A la luz de los faros del coche, el lobo arrancó un trozo de aspecto fibroso del cadáver de su padre. Chey no estaba segura, pero le pareció que uno de sus brazos ya no estaba allí. ¿Acaso el lobo no iría a por ella hasta que se lo hubiera comido todo? Tal vez pensara que tenía todo el tiempo del mundo. Tal vez quisiera disfrutar de su ágape.

Faltó poco para que Chey vomitara. Pero eso no le habría servido de nada en aquel momento. No figuraba en su plan.

Probó a pisar el otro pedal, el que aún no había tocado, y el coche empezó a vibrar, pero no se movió. Chey no levantó el pie, y el motor zumbó irritado. Bastó para captar la atención del lobo, que apartó el rostro del costado de su padre y caminó hacia el lado del vehículo.

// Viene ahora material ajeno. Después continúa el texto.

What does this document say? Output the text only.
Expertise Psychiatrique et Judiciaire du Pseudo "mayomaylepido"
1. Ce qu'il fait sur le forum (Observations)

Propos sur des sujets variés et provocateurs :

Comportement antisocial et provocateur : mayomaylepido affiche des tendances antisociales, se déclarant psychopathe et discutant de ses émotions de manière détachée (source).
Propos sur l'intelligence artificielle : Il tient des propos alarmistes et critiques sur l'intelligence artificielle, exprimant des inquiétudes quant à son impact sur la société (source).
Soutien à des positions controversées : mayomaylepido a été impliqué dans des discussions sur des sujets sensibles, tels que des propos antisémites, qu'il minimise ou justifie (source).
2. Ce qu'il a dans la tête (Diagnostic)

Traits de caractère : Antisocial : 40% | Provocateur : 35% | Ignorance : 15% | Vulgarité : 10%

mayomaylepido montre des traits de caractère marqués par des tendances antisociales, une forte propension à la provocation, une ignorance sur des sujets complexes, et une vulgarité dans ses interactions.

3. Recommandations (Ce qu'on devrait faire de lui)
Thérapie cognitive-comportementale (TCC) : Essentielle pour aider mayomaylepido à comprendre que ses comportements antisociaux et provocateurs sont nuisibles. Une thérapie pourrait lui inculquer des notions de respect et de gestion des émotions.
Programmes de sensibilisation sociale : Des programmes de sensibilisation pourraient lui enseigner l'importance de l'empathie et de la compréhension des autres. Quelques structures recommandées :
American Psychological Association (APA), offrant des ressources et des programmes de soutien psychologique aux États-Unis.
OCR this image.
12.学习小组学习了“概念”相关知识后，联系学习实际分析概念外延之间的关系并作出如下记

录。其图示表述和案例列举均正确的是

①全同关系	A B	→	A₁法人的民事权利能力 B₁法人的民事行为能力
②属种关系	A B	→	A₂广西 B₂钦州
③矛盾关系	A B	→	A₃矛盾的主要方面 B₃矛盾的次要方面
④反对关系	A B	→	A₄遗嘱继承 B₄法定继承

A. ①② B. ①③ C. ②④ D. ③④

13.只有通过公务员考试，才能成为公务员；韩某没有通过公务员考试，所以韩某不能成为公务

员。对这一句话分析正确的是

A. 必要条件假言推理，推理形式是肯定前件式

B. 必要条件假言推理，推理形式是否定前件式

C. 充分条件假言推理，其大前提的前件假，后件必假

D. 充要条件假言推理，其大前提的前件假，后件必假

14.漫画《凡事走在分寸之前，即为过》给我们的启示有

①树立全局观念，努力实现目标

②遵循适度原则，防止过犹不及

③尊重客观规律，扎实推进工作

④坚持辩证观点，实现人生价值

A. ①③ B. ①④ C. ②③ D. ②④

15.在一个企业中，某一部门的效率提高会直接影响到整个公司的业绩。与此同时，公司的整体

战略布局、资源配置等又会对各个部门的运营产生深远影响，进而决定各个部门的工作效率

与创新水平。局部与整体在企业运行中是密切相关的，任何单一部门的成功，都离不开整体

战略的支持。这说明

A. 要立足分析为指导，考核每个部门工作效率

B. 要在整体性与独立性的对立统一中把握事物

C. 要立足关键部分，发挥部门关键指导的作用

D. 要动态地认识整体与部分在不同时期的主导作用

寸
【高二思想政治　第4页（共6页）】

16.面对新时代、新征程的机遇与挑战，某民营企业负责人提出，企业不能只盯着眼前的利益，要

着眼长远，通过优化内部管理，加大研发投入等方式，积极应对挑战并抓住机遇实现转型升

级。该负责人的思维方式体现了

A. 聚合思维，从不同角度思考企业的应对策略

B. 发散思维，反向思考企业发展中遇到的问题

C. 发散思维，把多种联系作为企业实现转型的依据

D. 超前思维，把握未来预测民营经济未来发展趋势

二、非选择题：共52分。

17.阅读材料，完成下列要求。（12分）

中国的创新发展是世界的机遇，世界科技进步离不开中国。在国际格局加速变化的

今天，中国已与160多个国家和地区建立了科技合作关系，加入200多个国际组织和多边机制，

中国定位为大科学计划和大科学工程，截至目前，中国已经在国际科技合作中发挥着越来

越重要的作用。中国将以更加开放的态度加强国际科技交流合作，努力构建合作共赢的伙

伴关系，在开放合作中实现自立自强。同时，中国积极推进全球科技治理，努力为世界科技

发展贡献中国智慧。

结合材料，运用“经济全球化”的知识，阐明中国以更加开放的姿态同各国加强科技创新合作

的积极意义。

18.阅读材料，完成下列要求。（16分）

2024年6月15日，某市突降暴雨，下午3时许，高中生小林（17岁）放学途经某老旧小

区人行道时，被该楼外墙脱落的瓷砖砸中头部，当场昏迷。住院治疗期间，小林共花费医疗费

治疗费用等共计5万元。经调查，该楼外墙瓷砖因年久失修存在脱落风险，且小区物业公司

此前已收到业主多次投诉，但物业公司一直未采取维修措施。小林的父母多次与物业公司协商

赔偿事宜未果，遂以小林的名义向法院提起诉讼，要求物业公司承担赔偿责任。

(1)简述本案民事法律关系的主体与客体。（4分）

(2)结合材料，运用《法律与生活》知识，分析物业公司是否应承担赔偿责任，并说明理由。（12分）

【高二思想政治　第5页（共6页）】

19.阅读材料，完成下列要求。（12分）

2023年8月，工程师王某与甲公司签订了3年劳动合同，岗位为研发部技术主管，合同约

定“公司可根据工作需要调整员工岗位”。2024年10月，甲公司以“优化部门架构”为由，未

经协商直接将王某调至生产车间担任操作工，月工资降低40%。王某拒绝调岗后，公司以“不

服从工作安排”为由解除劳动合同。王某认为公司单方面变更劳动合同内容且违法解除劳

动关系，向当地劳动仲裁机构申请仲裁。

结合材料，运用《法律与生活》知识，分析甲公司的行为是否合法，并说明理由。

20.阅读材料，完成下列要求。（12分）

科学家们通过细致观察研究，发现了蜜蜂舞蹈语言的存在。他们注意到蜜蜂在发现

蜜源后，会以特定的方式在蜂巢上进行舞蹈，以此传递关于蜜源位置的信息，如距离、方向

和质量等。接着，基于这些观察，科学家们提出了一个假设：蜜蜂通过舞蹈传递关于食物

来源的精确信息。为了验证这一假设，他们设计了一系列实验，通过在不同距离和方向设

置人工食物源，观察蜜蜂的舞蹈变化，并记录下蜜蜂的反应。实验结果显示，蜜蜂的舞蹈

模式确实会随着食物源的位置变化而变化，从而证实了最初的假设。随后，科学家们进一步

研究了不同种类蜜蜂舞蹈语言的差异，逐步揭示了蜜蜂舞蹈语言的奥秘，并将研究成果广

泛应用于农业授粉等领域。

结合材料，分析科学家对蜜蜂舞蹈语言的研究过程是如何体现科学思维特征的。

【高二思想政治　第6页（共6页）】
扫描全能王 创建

Chey había logrado que el lobo pensara que tenía que ir a por ella. Había logrado convertirse en su prioridad. Y eso no le convenía para nada.

—¡Vete! —le chilló Chey—. ¡Vete! —Ninguno de los dos pedales había funcionado y no sabía qué más podía hacer. Estaba convencida de haber pisado el acelerador, pero... pero ¿por qué no arrancaba el coche? Pisó de nuevo el pedal, y el coche rugió de nuevo. Los faros centellearon, pero...

¿Qué había dicho su padre? ¿Un momento antes de que el lobo lo capturase? Había dicho que arrancaría el coche. ¿Qué había querido decir?

El lobo dio otro paso. Se acercaba a la puerta del conductor. ¿Estaba sonriendo?